In the Texas section of today’s New York Times (p. 33A) under a four column picture of a fellow installing a new windshield is the headline “Big Rocks, Torn-Up Roads, Fragile Glass.” A sub-headline reads “An Oil Boom Can Be Good for All Kinds of Entrepreneurs.” One hardly has to read the article to know the content, especially ones who recall the old story about the way denim jean “entrepreneurs” thrived during the California gold rush. Of course the oil boom in South Texas results in cracked windshields and of course money can be made repairing them.
(I put entrepreneur above in quotes to protest the way Joseph Schumpeter’s concept has been corrupted by the popular press to cover just about any small business venture no matter how common and routine it has become.)

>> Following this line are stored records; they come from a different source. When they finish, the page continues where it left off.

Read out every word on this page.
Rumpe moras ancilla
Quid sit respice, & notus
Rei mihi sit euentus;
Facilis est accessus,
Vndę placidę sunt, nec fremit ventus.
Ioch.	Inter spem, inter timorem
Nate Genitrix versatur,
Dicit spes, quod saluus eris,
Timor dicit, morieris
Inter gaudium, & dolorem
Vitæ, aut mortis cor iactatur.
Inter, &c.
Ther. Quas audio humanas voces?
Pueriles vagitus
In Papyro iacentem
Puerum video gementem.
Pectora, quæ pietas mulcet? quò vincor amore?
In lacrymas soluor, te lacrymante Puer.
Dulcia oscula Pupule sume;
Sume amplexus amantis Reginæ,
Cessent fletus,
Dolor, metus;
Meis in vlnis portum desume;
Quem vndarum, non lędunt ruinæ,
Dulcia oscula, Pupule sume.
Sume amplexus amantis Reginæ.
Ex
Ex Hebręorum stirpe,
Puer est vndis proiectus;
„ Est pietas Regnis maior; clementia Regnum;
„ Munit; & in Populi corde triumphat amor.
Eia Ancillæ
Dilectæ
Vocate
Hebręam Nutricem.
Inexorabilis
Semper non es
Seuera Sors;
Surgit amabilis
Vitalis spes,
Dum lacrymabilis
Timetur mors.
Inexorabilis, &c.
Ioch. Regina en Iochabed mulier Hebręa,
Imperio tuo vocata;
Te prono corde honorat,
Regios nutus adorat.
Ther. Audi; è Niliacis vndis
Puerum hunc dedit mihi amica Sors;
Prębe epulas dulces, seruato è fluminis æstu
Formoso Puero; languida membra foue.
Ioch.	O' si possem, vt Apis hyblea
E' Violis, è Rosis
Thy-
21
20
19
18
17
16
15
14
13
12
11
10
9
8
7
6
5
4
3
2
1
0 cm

Readers in the know are ahead of me and have already made the connection with Frederic Bastiat’s classic “Broken Window Fallacy.” In Bastiat’s original version, some teenagers throw a brick through a baker’s window. The gathering crowd said what a shame, but soon focused on the silver lining: much helpful economic activity will be set in motion when the baker has the window replaced. The repairman has more income to spend on something else, and the seller of something else will have more income to spend on still something else, and so on until we have an expansion of economic activity that is some multiple of the initial repair job.

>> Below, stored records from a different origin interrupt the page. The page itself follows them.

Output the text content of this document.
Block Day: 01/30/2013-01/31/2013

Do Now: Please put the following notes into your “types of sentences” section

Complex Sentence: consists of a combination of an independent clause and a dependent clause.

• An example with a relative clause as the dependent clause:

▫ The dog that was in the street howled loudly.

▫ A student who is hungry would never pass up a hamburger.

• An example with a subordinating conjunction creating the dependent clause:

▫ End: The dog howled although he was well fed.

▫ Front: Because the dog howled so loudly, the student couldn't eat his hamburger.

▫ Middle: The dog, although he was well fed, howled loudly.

Bastiat called it a fallacy because, while the spending chain originating with the broken window, does generate economic activity, it does so at the expense of other spending chains that don’t occur because this one did. In other words, had he not had to spend his money on window repair, the baker would have spent on something else, and the beneficiary of that spending would have new income to spend, etc. The broken window didn’t create net new economic activity. What it did was divert economic activity from one set of players to another. While some people benefit from the spending that took place, others are harmed (probably unknowingly) by the diversion of spending away from them.

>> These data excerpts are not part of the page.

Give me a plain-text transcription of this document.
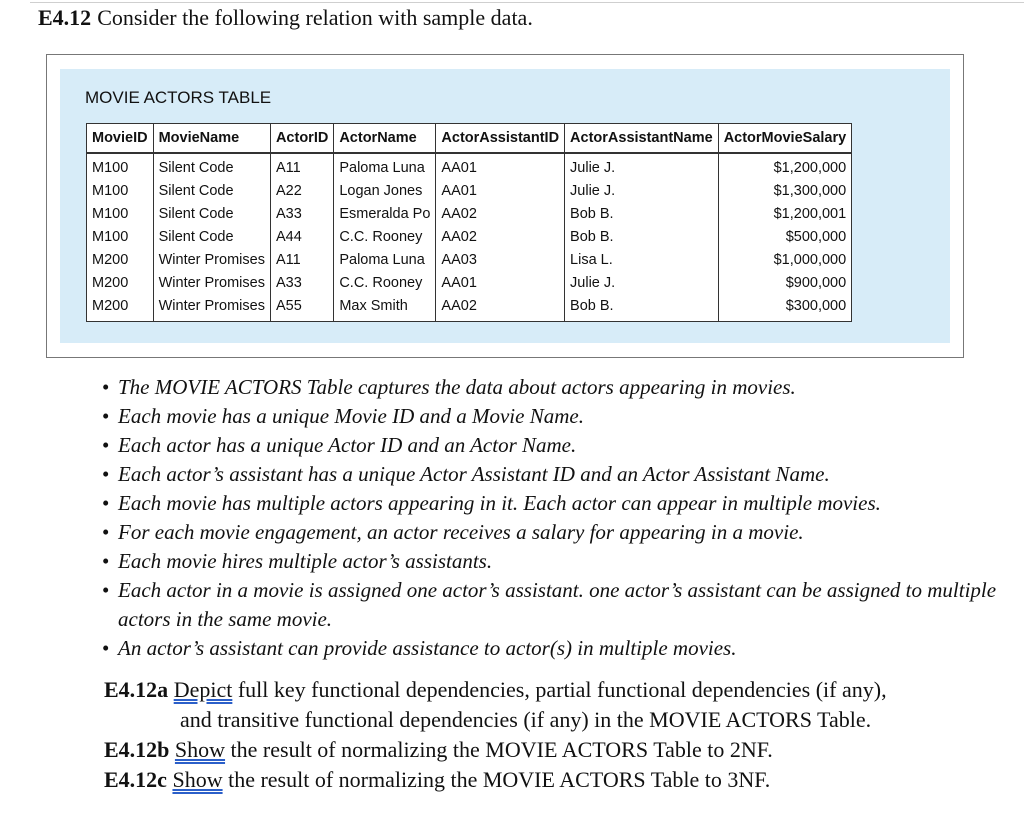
E4.12 Consider the following relation with sample data.
MOVIE ACTORS TABLE
MovieID	MovieName	ActorID	ActorName	ActorAssistantID	ActorAssistantName	ActorMovieSalary
M100	Silent Code	A11	Paloma Luna	AA01	Julie J.	$1,200,000
M100	Silent Code	A22	Logan Jones	AA01	Julie J.	$1,300,000
M100	Silent Code	A33	Esmeralda Po	AA02	Bob B.	$1,200,001
M100	Silent Code	A44	C.C. Rooney	AA02	Bob B.	$500,000
M200	Winter Promises	A11	Paloma Luna	AA03	Lisa L.	$1,000,000
M200	Winter Promises	A33	C.C. Rooney	AA01	Julie J.	$900,000
M200	Winter Promises	A55	Max Smith	AA02	Bob B.	$300,000
• The MOVIE ACTORS Table captures the data about actors appearing in movies.
• Each movie has a unique Movie ID and a Movie Name.
• Each actor has a unique Actor ID and an Actor Name.
• Each actor’s assistant has a unique Actor Assistant ID and an Actor Assistant Name.
• Each movie has multiple actors appearing in it. Each actor can appear in multiple movies.
• For each movie engagement, an actor receives a salary for appearing in a movie.
• Each movie hires multiple actor’s assistants.
• Each actor in a movie is assigned one actor’s assistant. one actor’s assistant can be assigned to multiple actors in the same movie.
• An actor’s assistant can provide assistance to actor(s) in multiple movies.
E4.12a Depict full key functional dependencies, partial functional dependencies (if any),
and transitive functional dependencies (if any) in the MOVIE ACTORS Table.
E4.12b Show the result of normalizing the MOVIE ACTORS Table to 2NF.
E4.12c Show the result of normalizing the MOVIE ACTORS Table to 3NF.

Broken windows do not add to the wealth of nations. They diminish it by destroying part of the nation’s capital stock and productive capacity. Surely the nation would be better off if unbreakable windows could be produced as easily and cheaply as breakable windows. Surely, the nation, and the world, would be better off if trains, planes and automobiles could run on water rather than on the product of those South Texas oil fields. (See Merle Haggard’s “Rainbow Stew.”)
The Broken Window Fallacy is a great tool for understanding much of what goes on today. We are confronted daily by pitches for government to spend on this or spend on that to generate economic activity without anyone pointing out that the economic activity that does not take place because of that that does. One classic example is what I call “stadium socialism.” The franchise owner gets local governments to help finance a new stadium on the grounds of all the new business it will generate locally. Left out of the equation is what spending is cancelled by the use of resources in this way rather than other ways and the locations that miss out on the stadium windfall. This doesn’t necessarily mean that I wouldn’t do it if I were the local mayor, but it probably does mean I wouldn’t do it as president.
The broken window fallacy is reproduced over and over every day, but rarely is it as clear as glass. Thank you New York Times for giving us the broken windshield fallacy. (Those readers who unfortunately don’t get the Texas section in their NY Times will have to take my word for it.)